Penso a una vittoria di forza, con un vantaggio di 20 punti degli All Blacks sugli Springbok. Speravo che l’Irlanda arrivasse in finale per vincerla, le premesse erano altissime in quanto ha fatto uno straordinario percorso di formazione in vista del mondiale e ha giocato straordinariamente il girone di qualificazione. Secondo me la preparazione fisica alla fine ha tradito gli irlandesi in quanto sono stati possenti all’inizio e meno lucidi alla fine venendo eliminati dagli All Blacks che hanno affrontato una preparazione atletica tutta diversa. Hanno caricato al massimo il lavoro preparatorio all’inizio, infatti la Nuova Zelanda non ha espresso il suo solito gioco semplice e fluido, ma è stato macchinoso e lento tanto da non essere al top nel pre mondiale, da non essere una squadra favorita.
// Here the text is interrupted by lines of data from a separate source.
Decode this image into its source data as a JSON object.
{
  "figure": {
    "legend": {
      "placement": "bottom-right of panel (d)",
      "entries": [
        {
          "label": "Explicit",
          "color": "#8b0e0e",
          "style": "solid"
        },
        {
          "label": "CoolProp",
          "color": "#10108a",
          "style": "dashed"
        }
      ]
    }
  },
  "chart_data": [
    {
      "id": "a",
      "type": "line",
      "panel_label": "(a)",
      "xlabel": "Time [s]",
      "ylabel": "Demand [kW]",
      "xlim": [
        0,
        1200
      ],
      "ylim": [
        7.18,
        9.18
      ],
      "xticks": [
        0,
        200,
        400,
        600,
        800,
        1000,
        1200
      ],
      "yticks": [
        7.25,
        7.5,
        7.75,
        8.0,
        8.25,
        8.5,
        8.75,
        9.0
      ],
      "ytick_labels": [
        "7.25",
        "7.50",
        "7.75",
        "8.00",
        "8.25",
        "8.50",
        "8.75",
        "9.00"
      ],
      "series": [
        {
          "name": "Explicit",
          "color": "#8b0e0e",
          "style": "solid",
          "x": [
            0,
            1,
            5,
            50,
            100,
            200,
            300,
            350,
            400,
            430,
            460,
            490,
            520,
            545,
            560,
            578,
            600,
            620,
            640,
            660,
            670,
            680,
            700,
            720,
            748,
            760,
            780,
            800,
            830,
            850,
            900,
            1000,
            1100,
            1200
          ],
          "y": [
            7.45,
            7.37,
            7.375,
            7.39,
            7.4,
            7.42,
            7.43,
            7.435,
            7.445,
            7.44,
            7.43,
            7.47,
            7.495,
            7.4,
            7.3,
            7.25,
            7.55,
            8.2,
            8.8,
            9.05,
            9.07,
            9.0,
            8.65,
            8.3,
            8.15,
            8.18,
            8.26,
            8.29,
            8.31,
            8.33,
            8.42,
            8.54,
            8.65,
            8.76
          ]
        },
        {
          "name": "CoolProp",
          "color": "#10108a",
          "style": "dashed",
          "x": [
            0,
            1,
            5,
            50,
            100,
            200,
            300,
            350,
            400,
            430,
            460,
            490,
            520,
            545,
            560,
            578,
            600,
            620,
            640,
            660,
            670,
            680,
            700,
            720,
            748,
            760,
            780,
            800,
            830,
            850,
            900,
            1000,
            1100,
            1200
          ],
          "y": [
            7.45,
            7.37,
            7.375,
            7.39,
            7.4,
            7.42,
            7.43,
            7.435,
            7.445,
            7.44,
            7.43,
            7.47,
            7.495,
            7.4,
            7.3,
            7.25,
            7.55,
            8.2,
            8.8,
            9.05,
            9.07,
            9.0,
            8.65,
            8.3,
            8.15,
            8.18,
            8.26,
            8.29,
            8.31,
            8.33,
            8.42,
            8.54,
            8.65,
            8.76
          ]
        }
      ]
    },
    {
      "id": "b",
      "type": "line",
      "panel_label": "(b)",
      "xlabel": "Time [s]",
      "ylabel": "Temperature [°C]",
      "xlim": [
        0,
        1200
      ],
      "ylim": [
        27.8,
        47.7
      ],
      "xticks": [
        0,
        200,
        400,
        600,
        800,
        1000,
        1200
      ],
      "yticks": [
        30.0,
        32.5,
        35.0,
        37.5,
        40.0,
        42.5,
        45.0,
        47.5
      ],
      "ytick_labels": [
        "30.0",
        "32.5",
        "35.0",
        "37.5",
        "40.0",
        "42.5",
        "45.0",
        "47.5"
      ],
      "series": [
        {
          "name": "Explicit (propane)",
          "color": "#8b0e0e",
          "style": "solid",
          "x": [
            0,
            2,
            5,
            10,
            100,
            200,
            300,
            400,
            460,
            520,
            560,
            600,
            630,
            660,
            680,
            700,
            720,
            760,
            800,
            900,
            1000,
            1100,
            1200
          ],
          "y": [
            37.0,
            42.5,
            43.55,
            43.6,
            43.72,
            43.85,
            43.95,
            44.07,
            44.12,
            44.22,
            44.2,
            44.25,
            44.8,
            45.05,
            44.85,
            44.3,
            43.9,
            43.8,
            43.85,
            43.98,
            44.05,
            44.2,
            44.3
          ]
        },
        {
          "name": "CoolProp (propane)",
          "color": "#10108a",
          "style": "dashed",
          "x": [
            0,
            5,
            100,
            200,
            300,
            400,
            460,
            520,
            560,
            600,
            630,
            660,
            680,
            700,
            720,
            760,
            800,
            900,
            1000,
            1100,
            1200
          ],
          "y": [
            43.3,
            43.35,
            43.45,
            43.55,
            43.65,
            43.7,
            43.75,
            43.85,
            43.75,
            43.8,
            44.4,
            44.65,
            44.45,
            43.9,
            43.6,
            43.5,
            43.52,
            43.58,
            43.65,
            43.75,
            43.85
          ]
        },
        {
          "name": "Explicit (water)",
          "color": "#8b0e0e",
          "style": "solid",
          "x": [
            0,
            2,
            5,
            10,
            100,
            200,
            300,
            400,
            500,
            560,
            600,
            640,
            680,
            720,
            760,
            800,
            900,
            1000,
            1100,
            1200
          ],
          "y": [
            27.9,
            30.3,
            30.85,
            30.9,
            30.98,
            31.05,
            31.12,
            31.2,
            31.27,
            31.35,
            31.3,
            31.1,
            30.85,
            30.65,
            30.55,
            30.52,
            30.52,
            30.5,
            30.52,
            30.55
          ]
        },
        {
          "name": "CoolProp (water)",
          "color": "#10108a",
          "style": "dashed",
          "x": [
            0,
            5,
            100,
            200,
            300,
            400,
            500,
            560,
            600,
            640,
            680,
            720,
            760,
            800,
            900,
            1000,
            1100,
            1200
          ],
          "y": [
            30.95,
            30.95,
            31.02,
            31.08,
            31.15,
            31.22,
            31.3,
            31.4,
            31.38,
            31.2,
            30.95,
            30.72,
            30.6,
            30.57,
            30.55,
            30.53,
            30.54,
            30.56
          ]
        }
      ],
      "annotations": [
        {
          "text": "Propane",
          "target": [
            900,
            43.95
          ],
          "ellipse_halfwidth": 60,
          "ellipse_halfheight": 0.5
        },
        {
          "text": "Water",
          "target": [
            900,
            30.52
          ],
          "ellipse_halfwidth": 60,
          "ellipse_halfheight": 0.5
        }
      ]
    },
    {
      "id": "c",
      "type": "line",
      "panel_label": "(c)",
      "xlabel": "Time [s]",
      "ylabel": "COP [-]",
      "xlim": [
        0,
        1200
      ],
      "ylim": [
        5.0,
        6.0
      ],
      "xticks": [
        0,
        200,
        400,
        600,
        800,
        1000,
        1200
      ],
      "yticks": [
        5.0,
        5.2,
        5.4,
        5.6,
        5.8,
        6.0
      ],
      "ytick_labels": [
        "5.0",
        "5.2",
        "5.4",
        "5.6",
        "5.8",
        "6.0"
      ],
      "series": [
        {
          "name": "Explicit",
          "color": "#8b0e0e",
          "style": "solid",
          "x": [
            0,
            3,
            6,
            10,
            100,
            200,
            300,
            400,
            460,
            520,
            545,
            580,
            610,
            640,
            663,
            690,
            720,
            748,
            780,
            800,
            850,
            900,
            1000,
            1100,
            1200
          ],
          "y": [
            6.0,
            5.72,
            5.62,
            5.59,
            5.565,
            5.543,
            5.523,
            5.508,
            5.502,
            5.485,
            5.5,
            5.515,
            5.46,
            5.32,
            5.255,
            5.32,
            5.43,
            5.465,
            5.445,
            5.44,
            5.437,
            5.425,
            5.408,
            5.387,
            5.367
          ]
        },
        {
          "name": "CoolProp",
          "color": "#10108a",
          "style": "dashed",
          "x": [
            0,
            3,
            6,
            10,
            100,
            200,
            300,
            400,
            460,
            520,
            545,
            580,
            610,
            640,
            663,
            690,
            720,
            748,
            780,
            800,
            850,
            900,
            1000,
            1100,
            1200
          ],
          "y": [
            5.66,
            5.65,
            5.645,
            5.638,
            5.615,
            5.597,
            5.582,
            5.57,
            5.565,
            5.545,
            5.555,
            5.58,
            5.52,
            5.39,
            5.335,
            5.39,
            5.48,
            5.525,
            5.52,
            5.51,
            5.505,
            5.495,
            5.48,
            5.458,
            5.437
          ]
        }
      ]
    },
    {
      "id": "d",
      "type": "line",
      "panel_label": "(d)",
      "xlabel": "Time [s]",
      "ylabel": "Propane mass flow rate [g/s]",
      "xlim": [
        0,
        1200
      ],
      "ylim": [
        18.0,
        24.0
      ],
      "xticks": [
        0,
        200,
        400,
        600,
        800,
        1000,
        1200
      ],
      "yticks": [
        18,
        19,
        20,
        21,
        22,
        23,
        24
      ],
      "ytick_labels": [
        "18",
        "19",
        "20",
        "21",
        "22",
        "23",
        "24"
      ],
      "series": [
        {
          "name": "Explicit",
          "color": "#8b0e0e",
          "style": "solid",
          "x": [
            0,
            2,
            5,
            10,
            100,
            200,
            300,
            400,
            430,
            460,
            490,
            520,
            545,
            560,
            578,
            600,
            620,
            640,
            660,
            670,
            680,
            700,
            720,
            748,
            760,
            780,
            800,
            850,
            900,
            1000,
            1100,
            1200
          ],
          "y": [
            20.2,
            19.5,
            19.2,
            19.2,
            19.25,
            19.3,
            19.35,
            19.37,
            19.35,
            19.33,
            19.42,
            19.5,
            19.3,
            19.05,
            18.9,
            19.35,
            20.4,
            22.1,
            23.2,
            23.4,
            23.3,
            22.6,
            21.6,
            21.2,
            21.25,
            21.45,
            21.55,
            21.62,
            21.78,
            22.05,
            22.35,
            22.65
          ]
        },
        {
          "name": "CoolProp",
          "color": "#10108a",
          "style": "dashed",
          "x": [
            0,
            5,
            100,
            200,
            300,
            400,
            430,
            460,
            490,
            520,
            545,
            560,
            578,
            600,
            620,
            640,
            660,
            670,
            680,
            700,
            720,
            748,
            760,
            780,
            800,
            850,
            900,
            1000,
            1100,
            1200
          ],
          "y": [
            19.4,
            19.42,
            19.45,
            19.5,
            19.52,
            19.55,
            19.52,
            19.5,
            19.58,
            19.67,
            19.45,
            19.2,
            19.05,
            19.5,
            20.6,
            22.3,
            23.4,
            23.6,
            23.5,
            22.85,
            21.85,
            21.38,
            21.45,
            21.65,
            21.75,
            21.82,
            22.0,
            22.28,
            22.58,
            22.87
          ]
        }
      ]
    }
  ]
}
Infatti nel girone di qualificazione è risultata seconda poiché è stata battuta da una battagliera Francia. Ma negli scontri diretti il lavoro massimale ha dato i suoi frutti. La nuova Zelanda è tornata al suo gioco abituale, è ritornata a essere la squadra temibile da battere, infatti ha liquidato Irlanda e Argentina per approdare alla sua quinta finale. Affermo che gli All Blacks batteranno gli Springbok perché i sudafricani hanno una preparazione atletica simile a quella irlandese. Infatti è stata preponderane nelle amichevoli e nel girone di qualificazione, ma in difficoltà in questa fase finale. Infatti ha battuto in difficoltà e di un sol punto di vantaggio la semifinale contro l’Inghilterra. Quindi, per me, dal mio punto di vista, gli All Blacks alzeranno la loro quarta Coppa del Mondo, diventando la squadra con maggior numero di campionati del mondo vinti.
Ringraziamo il prof. Antonio Cassinese per questa intervista che ha messo a nudo gli aspetti positivi e negativi del rugby di Capitanata e della Puglia tutta. Un’analisi dettagliata e precisa che solo da un professionista come lui poteva essere fatta.